First up, if you're reading this, I've managed to figure out a fix to the e-mail posting situation, so HUZZAH!
Second, I laughed heartily at Billy Gunn's entire career, so that might count. If not, Mick Foley used to hit it out of the park when called upon to be the comedy guy, especially the classic stuff with E&C. He had the timing down and he was a likeable enough guy that people would laugh with him as opposed to at him. Big Show also has really good comic timing, even if the material hasn't always been the best. Kurt Angle, of course. Honky Tonk Man made a career out of comedy matches, although he was never really part of the era that did comedy outside of the ring.
Ratings show that the most popular non-wrestling segment in WWE history was Rock: This Is Your Life, but my personal favorite was The Alliance singing Wind Beneath My Ring to Stone Cold and Kurt Angle spoiling their fun with the old time-y Milk Truck. What do you consider the greatest non-wrestling segment in WWE to be?

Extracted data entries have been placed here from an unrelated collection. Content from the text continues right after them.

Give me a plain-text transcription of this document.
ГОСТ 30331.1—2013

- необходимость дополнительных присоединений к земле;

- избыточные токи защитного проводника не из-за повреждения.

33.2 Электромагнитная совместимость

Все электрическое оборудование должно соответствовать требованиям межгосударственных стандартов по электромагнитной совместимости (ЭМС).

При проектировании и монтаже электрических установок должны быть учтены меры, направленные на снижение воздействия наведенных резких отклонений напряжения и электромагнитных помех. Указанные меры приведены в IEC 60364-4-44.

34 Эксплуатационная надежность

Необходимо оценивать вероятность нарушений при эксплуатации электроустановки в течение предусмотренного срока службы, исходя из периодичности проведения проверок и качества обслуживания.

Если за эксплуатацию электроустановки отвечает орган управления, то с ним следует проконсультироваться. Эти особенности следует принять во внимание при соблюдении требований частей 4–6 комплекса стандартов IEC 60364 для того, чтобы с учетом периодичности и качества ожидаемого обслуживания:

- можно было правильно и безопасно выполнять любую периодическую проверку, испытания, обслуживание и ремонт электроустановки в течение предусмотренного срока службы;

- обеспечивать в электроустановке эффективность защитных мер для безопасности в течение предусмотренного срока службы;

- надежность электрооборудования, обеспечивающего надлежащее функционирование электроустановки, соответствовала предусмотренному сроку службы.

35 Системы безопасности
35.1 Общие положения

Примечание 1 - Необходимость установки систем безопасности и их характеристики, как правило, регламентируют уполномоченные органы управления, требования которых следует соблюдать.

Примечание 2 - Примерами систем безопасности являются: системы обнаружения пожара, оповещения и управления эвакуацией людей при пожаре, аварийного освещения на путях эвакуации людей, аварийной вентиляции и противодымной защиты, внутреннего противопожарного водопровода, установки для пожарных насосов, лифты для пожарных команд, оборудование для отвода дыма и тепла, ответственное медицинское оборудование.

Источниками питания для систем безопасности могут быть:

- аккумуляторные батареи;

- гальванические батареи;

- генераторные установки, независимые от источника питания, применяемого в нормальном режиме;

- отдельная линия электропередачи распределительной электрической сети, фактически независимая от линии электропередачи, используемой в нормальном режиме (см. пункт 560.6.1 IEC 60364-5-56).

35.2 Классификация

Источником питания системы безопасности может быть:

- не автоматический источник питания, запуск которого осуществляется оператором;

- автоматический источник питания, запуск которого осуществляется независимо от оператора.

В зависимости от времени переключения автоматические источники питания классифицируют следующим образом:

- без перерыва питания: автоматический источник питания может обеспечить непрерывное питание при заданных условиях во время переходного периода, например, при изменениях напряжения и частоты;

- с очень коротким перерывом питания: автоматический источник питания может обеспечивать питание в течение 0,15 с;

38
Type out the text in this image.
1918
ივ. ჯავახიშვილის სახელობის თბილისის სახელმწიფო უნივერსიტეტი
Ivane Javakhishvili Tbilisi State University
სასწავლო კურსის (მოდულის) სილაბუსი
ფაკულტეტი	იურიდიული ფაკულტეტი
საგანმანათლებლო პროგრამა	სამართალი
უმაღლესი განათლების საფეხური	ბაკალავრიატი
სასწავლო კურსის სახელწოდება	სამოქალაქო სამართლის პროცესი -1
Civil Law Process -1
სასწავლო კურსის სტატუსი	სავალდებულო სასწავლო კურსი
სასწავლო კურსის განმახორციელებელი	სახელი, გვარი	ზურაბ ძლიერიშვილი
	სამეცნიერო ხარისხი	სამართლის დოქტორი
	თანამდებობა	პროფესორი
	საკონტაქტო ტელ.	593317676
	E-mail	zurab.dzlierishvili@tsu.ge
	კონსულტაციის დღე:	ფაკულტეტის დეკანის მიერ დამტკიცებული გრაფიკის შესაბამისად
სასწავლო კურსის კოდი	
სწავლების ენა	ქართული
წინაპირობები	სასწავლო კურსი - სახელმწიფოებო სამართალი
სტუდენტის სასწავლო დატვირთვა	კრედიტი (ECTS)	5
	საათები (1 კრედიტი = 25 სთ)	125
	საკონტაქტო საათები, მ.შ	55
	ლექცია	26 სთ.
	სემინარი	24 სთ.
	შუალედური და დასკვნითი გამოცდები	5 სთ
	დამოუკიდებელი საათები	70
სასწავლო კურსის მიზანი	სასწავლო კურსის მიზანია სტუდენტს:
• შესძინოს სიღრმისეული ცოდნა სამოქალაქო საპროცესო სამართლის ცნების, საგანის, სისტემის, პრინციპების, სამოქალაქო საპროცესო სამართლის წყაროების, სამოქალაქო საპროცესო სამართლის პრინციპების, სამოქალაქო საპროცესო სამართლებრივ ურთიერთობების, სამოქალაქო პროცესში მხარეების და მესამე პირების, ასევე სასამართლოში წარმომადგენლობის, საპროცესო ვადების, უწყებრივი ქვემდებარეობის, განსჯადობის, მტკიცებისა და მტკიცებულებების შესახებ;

You know that angle was just a ripoff of the beer truck angle from three years earlier, right? To each their own. My personal favorite is the reunion of Bret with Owen and Bulldog from 1997, where they took the standard heel team breaking up angle and completely turned it on its ear by having the heels pull together in a heartfelt moment that actually turned them into even BIGGER heels. I loved the nuance of Bret’s disgust at the fans booing him while he was trying to have a real moment with his brothers, which was made all the better because that was exactly the reaction Bret was looking for. People wanted to the Owen-Bulldog team implode for the Bulldog face turn, and instead the Hart Foundation screwed them out of it. It was just awesome.